"Unless otherwise noted, information presented on CMH Online is considered public information and may be distributed or copied for non-commerical purposes. Use of appropriate byline/photo/image credits is requested. If copyrighted or permission restricted materials are posted on CMH Online, the appropriate credit is given. Visitors wishing to repost or use such materials for their own projects should make separate arrangements for permission with the owner."In other words, the site claims to sift out those works that are under copyright by labeling them with a credit. Everything unlabeled presumably is in the public domain. Assuming you can trust the site's filtering of material, then, as the Supreme Court has stated, you can do anything you want with those materials, with or without attribution to the author.

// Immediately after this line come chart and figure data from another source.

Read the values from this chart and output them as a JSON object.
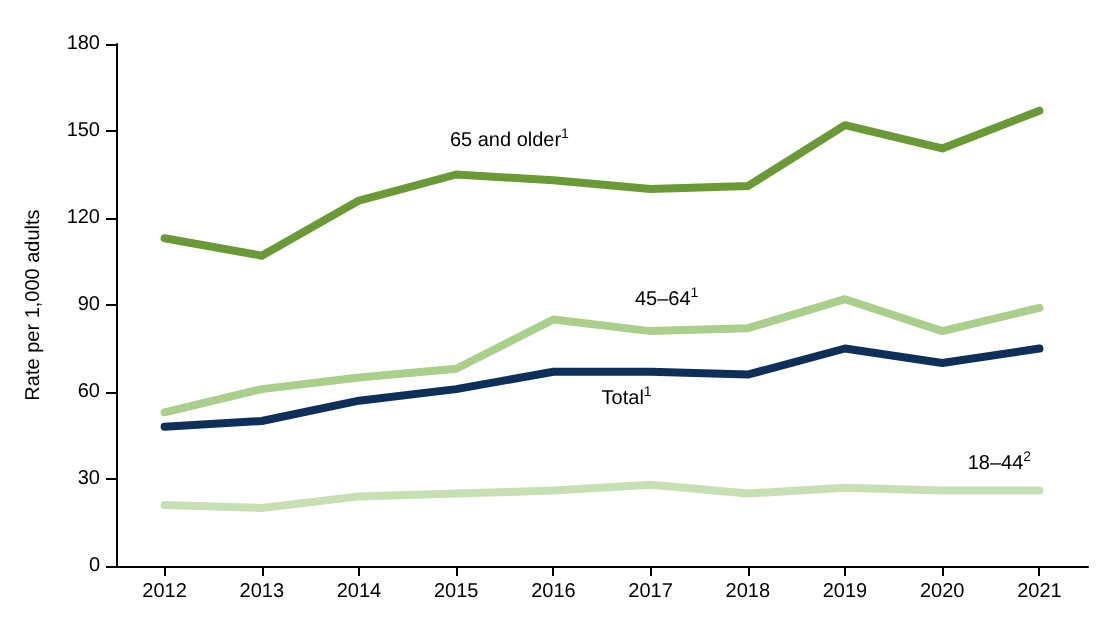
{
  "chart_data": {
    "type": "line",
    "ylabel": "Rate per 1,000 adults",
    "categories": [
      "2012",
      "2013",
      "2014",
      "2015",
      "2016",
      "2017",
      "2018",
      "2019",
      "2020",
      "2021"
    ],
    "series": [
      {
        "name": "65 and older$^{1}$",
        "color": "#6a9a35",
        "values": [
          113,
          107,
          126,
          135,
          133,
          130,
          131,
          152,
          144,
          157
        ]
      },
      {
        "name": "45–64$^{1}$",
        "color": "#a9cf8a",
        "values": [
          53,
          61,
          65,
          68,
          85,
          81,
          82,
          92,
          81,
          89
        ]
      },
      {
        "name": "Total$^{1}$",
        "color": "#0d2f5a",
        "values": [
          48,
          50,
          57,
          61,
          67,
          67,
          66,
          75,
          70,
          75
        ]
      },
      {
        "name": "18–44$^{2}$",
        "color": "#c6dfb3",
        "values": [
          21,
          20,
          24,
          25,
          26,
          28,
          25,
          27,
          26,
          26
        ]
      }
    ],
    "ylim": [
      0,
      180
    ],
    "yticks": [
      0,
      30,
      60,
      90,
      120,
      150,
      180
    ],
    "grid": false,
    "legend": false,
    "marker": "none",
    "line_style": "solid"
  }
}
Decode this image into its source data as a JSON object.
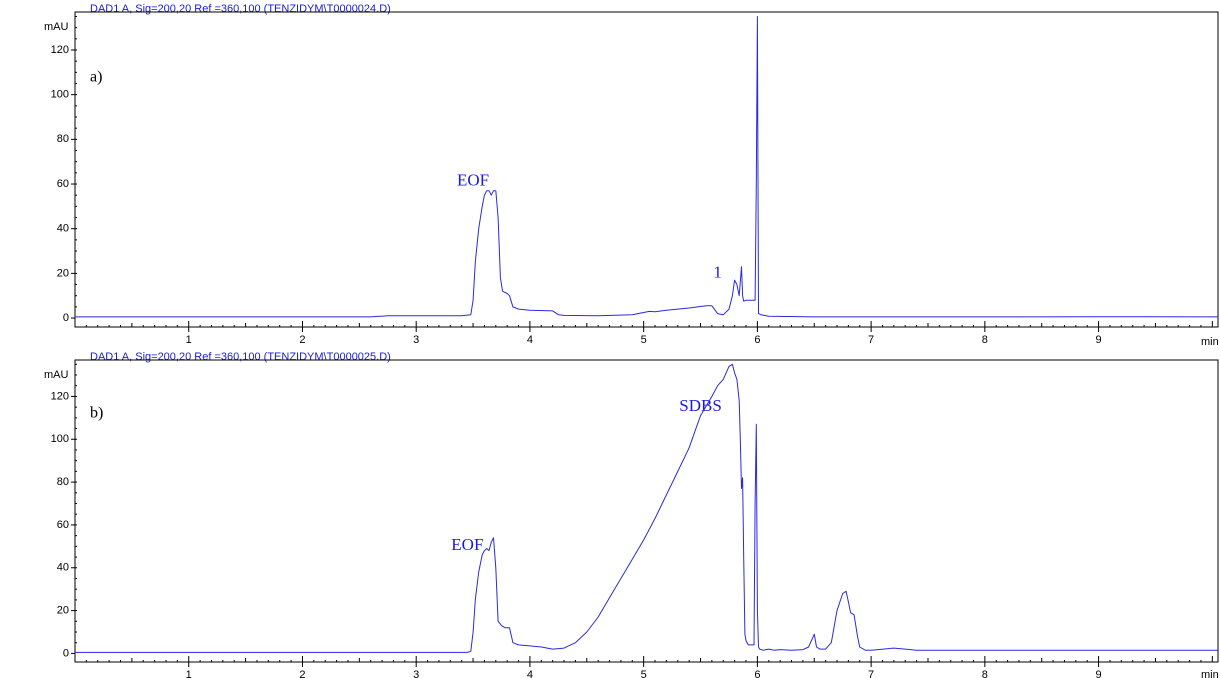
{
  "chart_data": [
    {
      "type": "line",
      "header": "DAD1 A, Sig=200,20 Ref =360,100 (TENZIDYM\\T0000024.D)",
      "panel_label": "a)",
      "ylabel": "mAU",
      "xlabel": "min",
      "xlim": [
        0,
        10.05
      ],
      "ylim": [
        -4,
        137
      ],
      "x_ticks": [
        1,
        2,
        3,
        4,
        5,
        6,
        7,
        8,
        9
      ],
      "y_ticks": [
        0,
        20,
        40,
        60,
        80,
        100,
        120
      ],
      "annotations": [
        {
          "text": "EOF",
          "x": 3.5,
          "y": 61
        },
        {
          "text": "1",
          "x": 5.65,
          "y": 20
        }
      ],
      "series": [
        {
          "x": [
            0,
            2.6,
            2.75,
            3.4,
            3.48,
            3.5,
            3.52,
            3.55,
            3.58,
            3.6,
            3.62,
            3.64,
            3.66,
            3.68,
            3.7,
            3.72,
            3.74,
            3.76,
            3.8,
            3.82,
            3.85,
            3.9,
            4.0,
            4.2,
            4.25,
            4.3,
            4.6,
            4.9,
            5.0,
            5.05,
            5.1,
            5.2,
            5.4,
            5.55,
            5.6,
            5.65,
            5.7,
            5.75,
            5.78,
            5.8,
            5.82,
            5.84,
            5.86,
            5.87,
            5.88,
            5.9,
            5.94,
            5.98,
            5.99,
            6.0,
            6.005,
            6.01,
            6.03,
            6.1,
            6.5,
            7.0,
            8.0,
            9.0,
            10.05
          ],
          "y": [
            0.5,
            0.5,
            1.0,
            1.0,
            1.5,
            8,
            25,
            40,
            50,
            55,
            57,
            57,
            55,
            57,
            57,
            45,
            18,
            12,
            11,
            10,
            5,
            4,
            3.5,
            3.2,
            1.5,
            1.2,
            1.0,
            1.5,
            2.5,
            3.0,
            2.8,
            3.5,
            4.5,
            5.5,
            5.5,
            2.0,
            1.5,
            4.0,
            10,
            17,
            15,
            10,
            23,
            10,
            7.5,
            8.0,
            8.0,
            8.0,
            60,
            135,
            60,
            2.0,
            1.5,
            0.8,
            0.5,
            0.5,
            0.5,
            0.6,
            0.5
          ]
        }
      ]
    },
    {
      "type": "line",
      "header": "DAD1 A, Sig=200,20 Ref =360,100 (TENZIDYM\\T0000025.D)",
      "panel_label": "b)",
      "ylabel": "mAU",
      "xlabel": "min",
      "xlim": [
        0,
        10.05
      ],
      "ylim": [
        -4,
        137
      ],
      "x_ticks": [
        1,
        2,
        3,
        4,
        5,
        6,
        7,
        8,
        9
      ],
      "y_ticks": [
        0,
        20,
        40,
        60,
        80,
        100,
        120
      ],
      "annotations": [
        {
          "text": "EOF",
          "x": 3.45,
          "y": 50
        },
        {
          "text": "SDBS",
          "x": 5.5,
          "y": 115
        }
      ],
      "series": [
        {
          "x": [
            0,
            3.45,
            3.48,
            3.5,
            3.52,
            3.55,
            3.58,
            3.6,
            3.62,
            3.64,
            3.66,
            3.68,
            3.7,
            3.72,
            3.75,
            3.78,
            3.82,
            3.85,
            3.9,
            4.0,
            4.1,
            4.2,
            4.3,
            4.4,
            4.5,
            4.6,
            4.7,
            4.8,
            4.9,
            5.0,
            5.1,
            5.2,
            5.3,
            5.4,
            5.5,
            5.6,
            5.65,
            5.7,
            5.75,
            5.78,
            5.8,
            5.82,
            5.84,
            5.85,
            5.86,
            5.87,
            5.88,
            5.89,
            5.9,
            5.92,
            5.95,
            5.97,
            5.98,
            5.99,
            6.0,
            6.01,
            6.02,
            6.05,
            6.1,
            6.15,
            6.2,
            6.3,
            6.4,
            6.45,
            6.5,
            6.52,
            6.55,
            6.6,
            6.65,
            6.7,
            6.75,
            6.78,
            6.8,
            6.82,
            6.85,
            6.88,
            6.9,
            6.95,
            7.0,
            7.2,
            7.3,
            7.4,
            8.0,
            9.0,
            10.05
          ],
          "y": [
            0.5,
            0.5,
            1.0,
            10,
            25,
            38,
            46,
            48,
            49,
            48,
            52,
            54,
            40,
            15,
            13,
            12,
            12,
            5,
            4,
            3.5,
            3.0,
            2.0,
            2.5,
            5,
            10,
            17,
            26,
            35,
            44,
            53,
            63,
            74,
            85,
            96,
            111,
            120,
            125,
            128,
            134,
            135,
            131,
            128,
            118,
            100,
            77,
            82,
            45,
            9,
            6,
            4,
            4,
            4,
            70,
            107,
            20,
            3,
            2,
            1.5,
            2.0,
            1.5,
            1.8,
            1.5,
            1.8,
            3,
            9,
            3,
            2,
            2,
            5,
            20,
            28,
            29,
            24,
            19,
            18,
            8,
            3,
            1.5,
            1.5,
            2.5,
            2.0,
            1.5,
            1.5,
            1.5,
            1.5
          ]
        }
      ]
    }
  ]
}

By the way, although works prepared by federal government employees are in the public domain, you may be surprised to learn that the U.S. government -- though it rarely exercises the right -- is legally entitled to claim copyright outside the U.S. (see page 59 of link).
P.S. The licensing dilemma. Finally -- and this doesn't seem to be an issue at the CHM site -- we're always concerned about the trend to license public domain material. For example, if you check out the terms for this Department of Defense site, you'll see that some restrictions have been placed on use of U.S. government imagery. That claim is made on the basis of a license -- that is, you agree that as a condition of using the website, you will abide by the rules regarding photo use. Generally such licenses are only effective if the user must click to accept or demonstrate some action taken to indicate assent.